Fiquei a saber, depois de ele ter ido embora, que se chamava Solomoni. Falava no palanque como um arauto do próprio Jeová e, quando desceu, deu as costas aos que o escutavam e desapareceu como Jesus fez na sua ascensão, 40 dias depois da ressurreição. Era espectacularmente longilíneo, pernas ligeiramente arqueadas, e a cadência da marcha que imprimia dava a imagem de um homem determinado. Sublimou-se sem olhar para trás uma única vez, perante o espanto dos que, provavelmente, voltarão a vê-lo e ouvi-lo falar como trovão no estrado.
Desta vez, também, como das outras tantas, traz dependurada no ombro esquerdo uma sacola de couro trabalhado com arte negligente. Num dos bolsos das calças do tipo “botsotso”, igualmente de couro que enverga, está acondicionado um cantil que leva de tempos-em-tempos à boca. Bebe e fecha a tampa enquanto pensa nas próximas palavras que saem em enxurradas.

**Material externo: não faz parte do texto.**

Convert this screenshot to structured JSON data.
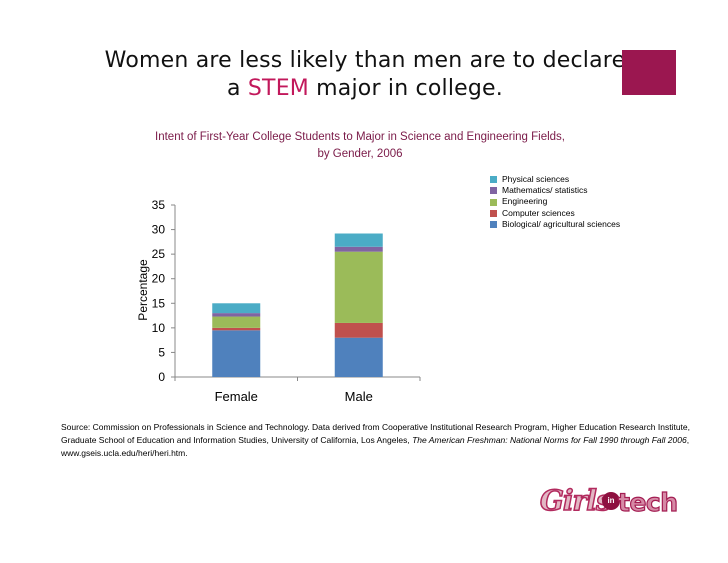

Fecha o cantil e devolve-o ao enorme bolso e continua a bramir: “Porventura conheceis os lugares onde nascem os ventos? Acaso sabeis para onde vão quando passam? Quem sois vós para procederes como se tudo o que falais fosse a pura verdade? Como é que vos entregais à veleidade de semear cactos nesta terra maravilhosa deixada pelos vossos antepassados?
Quem vos disse que depois desta desgraça que espelhais em todos os lugares com o intuito de preservardes a vossa opulência o que vai sobrar é a alegria dos vossos filhos? Porventura vos lembrais de que filho de cobra é cobra?
E que por ser filho de cobra também será perseguido e morto como todas as cobras que atravessam o caminho dos humanos? Quem sois vós para desrespeitardes os preceitos da partilha em nome da vossa ambição sem limites? Será que fostes vós que colocastes os fundamentos desta terra que habitais em liberdade? Quem vos disse, a vós, que os pirilampos têm que ser mortos só porque brilham? Seus pobres de espírito!”
Solomoni leva de novo a mão ao bolso e retira o cantil levando-o à boca perante um silêncio que parece vir das tumbas. Fala sem microfone, mas a sua voz poderosa, ao bater nas paredes dos prédios, ecoa com mais energia e penetra no interior dos “chapas” que circulam em toda a cidade, criando medo nos passageiros e nos próprios “chapeiros” que não se cansam de violar o código da estrada e faltar ao respeito às pessoas que pagam para chegar aos seus destinos.
A voz de Solomoni ribomba pelas barracas onde se bebe cerveja e outras bebidas sem nome que vão definhando o corpo e a alma da juventude e, mesmo assim, ninguém pára de consumir o líquido irresistível para a maioria, onde os pobres encontram, sem saberem que é uma sensação falsa, o desafogo. Cada vez que ouvem as parábolas de Solomoni, os bebedores devoram mais o conteúdo para aclarar a audição e a mente. E o homem parece exausto no palanque.
Mesmo assim continua a trovejar na tentativa de demover os senhores do caminho do sangue e deporem as armas: “Deitai esses artefactos ao lixo. Inventai canções bonitas no lugar de vociferardes. Atirai flores para o interior dos carros e camiões, em vez de aspergerdes pólvora. Subam a essa linda serra e abraçai-vos uns aos outros, porque ainda sois irmãos”.